Two weeks ago the Pacers were officially in a doozy. Losers of 4 straight against quality opponents, the Pacers have seemingly lost some of the swagger they started the season off with when they were beating the competition into submission with a sound defense and an offense that was at best “effective.” Now that we are entering the stretch run of the season with teams gearing up for the playoffs, the Pacers seem to be going in the opposite direction. Teams like the Bulls, Spurs, and Rockets are starting to hit their stride, yet the Pacers are not playing at the level they were at the start of the season. This is coming at the absolute worst time of the year. While a few local media outlets seem to think they need to refocus on defense as their bread and butter, the team’s “cure all” might be a little simpler than that. Like many of you, I’ve been watching the Blue and Gold for most of the season. Although their defense has been as impressive as can be for the most part, I’ve seen an element that has been missing from the Pacers all season long. Actually, it’s been missing over the past 3 or 4 years. That element is the Pacers offense.

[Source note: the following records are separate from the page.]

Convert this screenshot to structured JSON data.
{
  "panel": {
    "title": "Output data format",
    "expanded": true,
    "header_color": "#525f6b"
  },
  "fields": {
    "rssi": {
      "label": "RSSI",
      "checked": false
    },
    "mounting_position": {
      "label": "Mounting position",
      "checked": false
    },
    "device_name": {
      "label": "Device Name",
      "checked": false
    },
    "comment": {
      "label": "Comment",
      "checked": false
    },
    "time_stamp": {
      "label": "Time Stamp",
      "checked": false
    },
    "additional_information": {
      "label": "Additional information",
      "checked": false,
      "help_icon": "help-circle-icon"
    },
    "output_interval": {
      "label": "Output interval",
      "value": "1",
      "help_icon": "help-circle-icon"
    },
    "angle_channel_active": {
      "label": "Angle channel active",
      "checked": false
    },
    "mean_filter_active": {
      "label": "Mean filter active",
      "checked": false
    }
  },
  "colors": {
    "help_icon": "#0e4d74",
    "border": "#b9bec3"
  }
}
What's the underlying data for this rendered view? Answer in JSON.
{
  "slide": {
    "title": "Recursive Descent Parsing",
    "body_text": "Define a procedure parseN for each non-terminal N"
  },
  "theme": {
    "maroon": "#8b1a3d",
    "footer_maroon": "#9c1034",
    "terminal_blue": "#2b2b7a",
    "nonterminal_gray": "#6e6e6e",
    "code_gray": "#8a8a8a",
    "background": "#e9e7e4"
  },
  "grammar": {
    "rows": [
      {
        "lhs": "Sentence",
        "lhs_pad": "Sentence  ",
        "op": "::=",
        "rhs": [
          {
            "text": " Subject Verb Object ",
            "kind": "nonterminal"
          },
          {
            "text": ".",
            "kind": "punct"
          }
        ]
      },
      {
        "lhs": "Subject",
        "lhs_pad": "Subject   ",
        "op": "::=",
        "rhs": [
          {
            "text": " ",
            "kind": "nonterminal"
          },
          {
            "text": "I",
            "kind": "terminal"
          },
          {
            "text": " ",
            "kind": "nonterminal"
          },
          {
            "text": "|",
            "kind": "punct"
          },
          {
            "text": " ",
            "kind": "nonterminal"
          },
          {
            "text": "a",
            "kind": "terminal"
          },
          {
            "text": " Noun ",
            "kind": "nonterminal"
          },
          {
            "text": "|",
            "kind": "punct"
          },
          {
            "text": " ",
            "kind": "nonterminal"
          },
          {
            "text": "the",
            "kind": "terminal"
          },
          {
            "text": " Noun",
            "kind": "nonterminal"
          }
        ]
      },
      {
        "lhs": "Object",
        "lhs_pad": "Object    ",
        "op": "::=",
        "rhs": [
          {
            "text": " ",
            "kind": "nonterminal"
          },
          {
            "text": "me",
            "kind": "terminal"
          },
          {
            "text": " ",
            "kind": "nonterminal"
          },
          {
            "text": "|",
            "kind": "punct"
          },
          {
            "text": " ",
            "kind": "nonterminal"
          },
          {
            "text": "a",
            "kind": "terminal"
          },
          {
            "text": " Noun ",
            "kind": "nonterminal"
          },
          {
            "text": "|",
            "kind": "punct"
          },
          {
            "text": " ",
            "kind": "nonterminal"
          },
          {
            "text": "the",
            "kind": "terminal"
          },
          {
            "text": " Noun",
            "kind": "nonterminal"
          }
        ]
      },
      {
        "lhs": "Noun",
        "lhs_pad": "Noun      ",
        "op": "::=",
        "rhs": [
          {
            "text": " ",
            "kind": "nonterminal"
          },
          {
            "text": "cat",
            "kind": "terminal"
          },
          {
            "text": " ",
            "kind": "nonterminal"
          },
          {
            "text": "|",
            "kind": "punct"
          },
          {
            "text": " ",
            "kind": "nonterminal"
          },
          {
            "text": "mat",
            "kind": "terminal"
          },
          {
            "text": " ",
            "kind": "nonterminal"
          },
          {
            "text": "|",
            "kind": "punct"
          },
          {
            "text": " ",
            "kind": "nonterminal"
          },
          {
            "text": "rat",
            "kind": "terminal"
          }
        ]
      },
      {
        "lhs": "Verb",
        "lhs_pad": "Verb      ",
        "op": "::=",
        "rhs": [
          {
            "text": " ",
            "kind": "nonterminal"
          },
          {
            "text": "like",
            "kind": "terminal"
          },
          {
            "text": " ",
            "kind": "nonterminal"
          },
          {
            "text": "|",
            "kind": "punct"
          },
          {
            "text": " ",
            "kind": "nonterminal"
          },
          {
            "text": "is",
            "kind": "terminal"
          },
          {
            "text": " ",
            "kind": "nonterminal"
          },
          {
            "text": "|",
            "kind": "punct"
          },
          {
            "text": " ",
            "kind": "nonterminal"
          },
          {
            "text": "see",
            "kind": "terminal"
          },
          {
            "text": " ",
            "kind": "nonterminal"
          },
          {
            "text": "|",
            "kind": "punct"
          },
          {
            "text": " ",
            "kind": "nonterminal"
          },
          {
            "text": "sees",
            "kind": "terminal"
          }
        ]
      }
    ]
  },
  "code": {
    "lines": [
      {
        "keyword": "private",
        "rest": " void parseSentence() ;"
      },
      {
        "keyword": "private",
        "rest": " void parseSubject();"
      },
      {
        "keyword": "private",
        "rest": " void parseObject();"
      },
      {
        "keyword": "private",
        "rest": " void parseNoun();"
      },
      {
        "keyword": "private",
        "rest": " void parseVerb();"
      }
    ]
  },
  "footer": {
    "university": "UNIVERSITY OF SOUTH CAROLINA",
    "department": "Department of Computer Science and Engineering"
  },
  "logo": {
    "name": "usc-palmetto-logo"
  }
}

As good as the Pacers have been at the defensive end of the court, they’ve been equally abysmal on the offensive end of it, and a big part of the problem is the lack of using the fast break. Looking at the Pacers on offense is reminiscent of watching a collegiate level offensive attack. Simple, basic, plain execution. No pic and rolls, drive and kickouts, or triangle sets and plays. If I could liken them to an NFL franchise, I would say the Pacers resemble the Tampa Bay Buccaneers during the last year of Dungy’s tenure there. The Bucs had an outstanding defense, but left a lot to be desired on the other side of the ball. Fast forward one year later and enter John Gruden. Gruden recognized the offensively challenged elements of the Bucs and tweaked that side of the ball, eventually leading them to a SB victory that same year. Now I’m not saying the Pacers need to fire coach Vogel and go find their “Gruden,” because 50% of their offensive woes can be fixed with one simple tweak: “Turning their defense into instant offense.” Vogel is a good enough coach to teach them how to do that.
When you watch the Pacers during games when they get stops, often you’ll see George Hill or Lance Stevenson walk the ball up the court as the rest of the team gets into their basic half court set. This would be fine and dandy if the Pacers were a team that was as difficult to defend as Phil Jackson’s “Triangle offense.” However, the Pacers half court sets aren’t rocket science to figure out, which is what I believe is the biggest contributing factor in why they’ve lost 4 games in a row. George Hill hasn’t been the creative PG the team needs him to be and honestly, I liked Hill best in the role he had when he was with the Spurs: “Coming off the bench as the 6th man scorer. Since the Pacers have made a commitment to Hill as their starter, he needs to start playing like a true point guard. That means he needs to attack more, including breaking the opposing defenses he faces down and kicking out to the open man in order to create opportunities for his teammates. That’s the job of a true point guard. George isn’t doing that and it’s starting to hurt the Blue and Gold at the worst possible time of the season.
Hill isn’t the only problem on the offensive end of the court though. The team isn’t getting all that it can out of superstar Paul George either. At 6-9, George should be used more in the low post and backing down smaller defenders instead of settling for jump shots. This added dimension would not only create opportunities for guys like Roy Hibbert and David West, it would also force opponents to leave guys like Hill draped on the 3 point line unguarded. This team has championship aspirations and if it hopes to fulfill them, it needs better play from guys like Hill, Hibbert and George as well as turning defense into instant offense from everyone else when possible.